TL;DR: Last Pass is broken. All passwords at the time of the breach were taken. They also got internal secrets from a laptop and can now probably throw computational power at anything they want to decrypt.

Switch. Do not use. Change everything you have if you were using it. Treat everything as breached.

  • edge [he/him]
    ·
    2 years ago

    You need to be able to access randomly generated passwords (which all your passwords should be) from any device. Password managers lose a lot of usefulness if they aren't online.

    • tagen
      ·
      edit-2
      1 year ago

      deleted by creator

      • edge [he/him]
        ·
        2 years ago

        No? All your passwords absolutely should be randomly generated and unique per website, something you can't keep track of on your own. The solution is a password manager that syncs to all your devices.

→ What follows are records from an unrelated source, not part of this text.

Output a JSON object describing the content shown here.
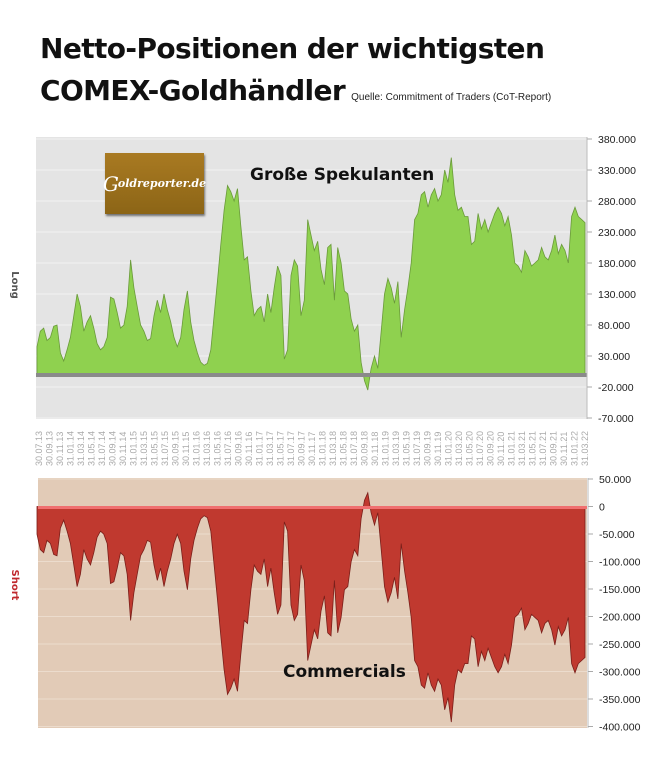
{
  "header": {
    "title_line1": "Netto-Positionen der wichtigsten",
    "title_line2": "COMEX-Goldhändler",
    "source": "Quelle: Commitment of Traders (CoT-Report)"
  },
  "logo": {
    "text_initial": "G",
    "text_rest": "oldreporter.de"
  },
  "colors": {
    "upper_bg": "#e4e4e4",
    "lower_bg": "#e2cbb7",
    "long_fill": "#8fd14f",
    "short_fill": "#c0392f",
    "grid": "#f2f2f2",
    "axis": "#bbbbbb"
  },
  "chart_data": [
    {
      "type": "area",
      "title": "Große Spekulanten",
      "ylabel": "Long",
      "ylim": [
        -70000,
        380000
      ],
      "yticks": [
        "380.000",
        "330.000",
        "280.000",
        "230.000",
        "180.000",
        "130.000",
        "80.000",
        "30.000",
        "-20.000",
        "-70.000"
      ],
      "grid": true,
      "x": [
        "30.07.13",
        "30.09.13",
        "30.11.13",
        "31.01.14",
        "31.03.14",
        "31.05.14",
        "31.07.14",
        "30.09.14",
        "30.11.14",
        "31.01.15",
        "31.03.15",
        "31.05.15",
        "31.07.15",
        "30.09.15",
        "30.11.15",
        "31.01.16",
        "31.03.16",
        "31.05.16",
        "31.07.16",
        "30.09.16",
        "30.11.16",
        "31.01.17",
        "31.03.17",
        "31.05.17",
        "31.07.17",
        "30.09.17",
        "30.11.17",
        "31.01.18",
        "31.03.18",
        "31.05.18",
        "31.07.18",
        "30.09.18",
        "30.11.18",
        "31.01.19",
        "31.03.19",
        "31.05.19",
        "31.07.19",
        "30.09.19",
        "30.11.19",
        "31.01.20",
        "31.03.20",
        "31.05.20",
        "31.07.20",
        "30.09.20",
        "30.11.20",
        "31.01.21",
        "31.03.21",
        "31.05.21",
        "31.07.21",
        "30.09.21",
        "30.11.21",
        "31.01.22",
        "31.03.22"
      ],
      "values": [
        50000,
        75000,
        55000,
        85000,
        25000,
        60000,
        125000,
        70000,
        45000,
        130000,
        115000,
        60000,
        95000,
        85000,
        185000,
        60000,
        120000,
        50000,
        65000,
        15000,
        130000,
        190000,
        280000,
        300000,
        290000,
        150000,
        95000,
        170000,
        70000,
        145000,
        150000,
        45000,
        240000,
        140000,
        145000,
        105000,
        245000,
        170000,
        20000,
        -5000,
        -25000,
        25000,
        115000,
        130000,
        40000,
        120000,
        260000,
        280000,
        250000,
        290000,
        320000,
        265000,
        240000
      ]
    },
    {
      "type": "area",
      "title": "Commercials",
      "ylabel": "Short",
      "ylim": [
        -400000,
        50000
      ],
      "yticks": [
        "50.000",
        "0",
        "-50.000",
        "-100.000",
        "-150.000",
        "-200.000",
        "-250.000",
        "-300.000",
        "-350.000",
        "-400.000"
      ],
      "grid": true,
      "x_ref": "same as chart 1",
      "values": [
        -50000,
        -80000,
        -70000,
        -90000,
        -30000,
        -80000,
        -145000,
        -90000,
        -65000,
        -160000,
        -140000,
        -80000,
        -120000,
        -100000,
        -205000,
        -70000,
        -155000,
        -60000,
        -80000,
        -10000,
        -160000,
        -215000,
        -290000,
        -330000,
        -310000,
        -180000,
        -120000,
        -210000,
        -100000,
        -165000,
        -180000,
        -60000,
        -255000,
        -170000,
        -175000,
        -130000,
        -280000,
        -190000,
        -30000,
        0,
        20000,
        -10000,
        -120000,
        -140000,
        -55000,
        -150000,
        -305000,
        -330000,
        -300000,
        -350000,
        -385000,
        -300000,
        -290000
      ]
    }
  ],
  "upper_series_dense": [
    45,
    70,
    75,
    55,
    60,
    78,
    80,
    35,
    22,
    40,
    60,
    95,
    130,
    110,
    70,
    85,
    95,
    75,
    50,
    40,
    45,
    60,
    125,
    122,
    100,
    75,
    80,
    110,
    185,
    140,
    110,
    80,
    70,
    55,
    58,
    95,
    120,
    100,
    130,
    105,
    85,
    60,
    45,
    60,
    105,
    135,
    85,
    55,
    35,
    20,
    15,
    18,
    40,
    95,
    150,
    210,
    265,
    305,
    295,
    280,
    300,
    240,
    185,
    190,
    135,
    95,
    105,
    110,
    85,
    130,
    100,
    140,
    175,
    160,
    25,
    40,
    160,
    185,
    175,
    95,
    120,
    250,
    225,
    200,
    215,
    170,
    145,
    205,
    210,
    120,
    205,
    180,
    135,
    130,
    90,
    70,
    80,
    20,
    -10,
    -25,
    10,
    30,
    10,
    70,
    130,
    155,
    140,
    115,
    150,
    60,
    105,
    140,
    180,
    250,
    260,
    290,
    295,
    270,
    290,
    300,
    280,
    290,
    330,
    310,
    350,
    290,
    265,
    270,
    255,
    255,
    210,
    215,
    260,
    235,
    250,
    230,
    245,
    260,
    270,
    260,
    240,
    255,
    225,
    180,
    175,
    165,
    200,
    190,
    175,
    180,
    185,
    205,
    190,
    185,
    200,
    225,
    195,
    210,
    200,
    180,
    255,
    270,
    255,
    250,
    245
  ]
}
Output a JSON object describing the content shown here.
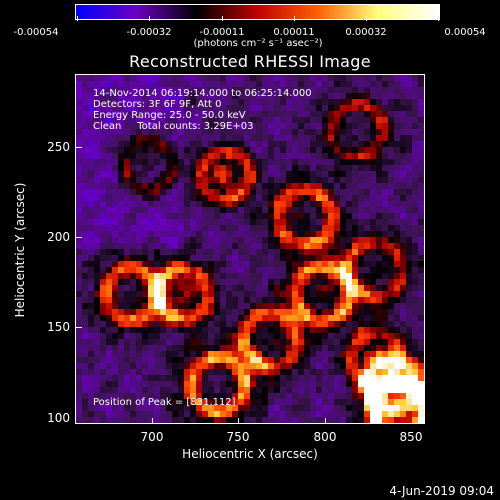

    • darkcalling [comrade/them,she/her]
      ·
      2 years ago

      What you do is use one that has locally encrypted/decrypted databases and authentication and store the database as an encrypted file in a cloud storage service. The service itself therefore no longer matters, only keeping your master password safe matters and the file online is useless without your master password. The service therefore never holds even so much as keys for your database and it is impossible without compromising your end devices to access your passwords.

      • edge [he/him]
        ·
        2 years ago

        That's the same as a password manager but much less convenient. Password managers don't store keys in their database, your master password is the key.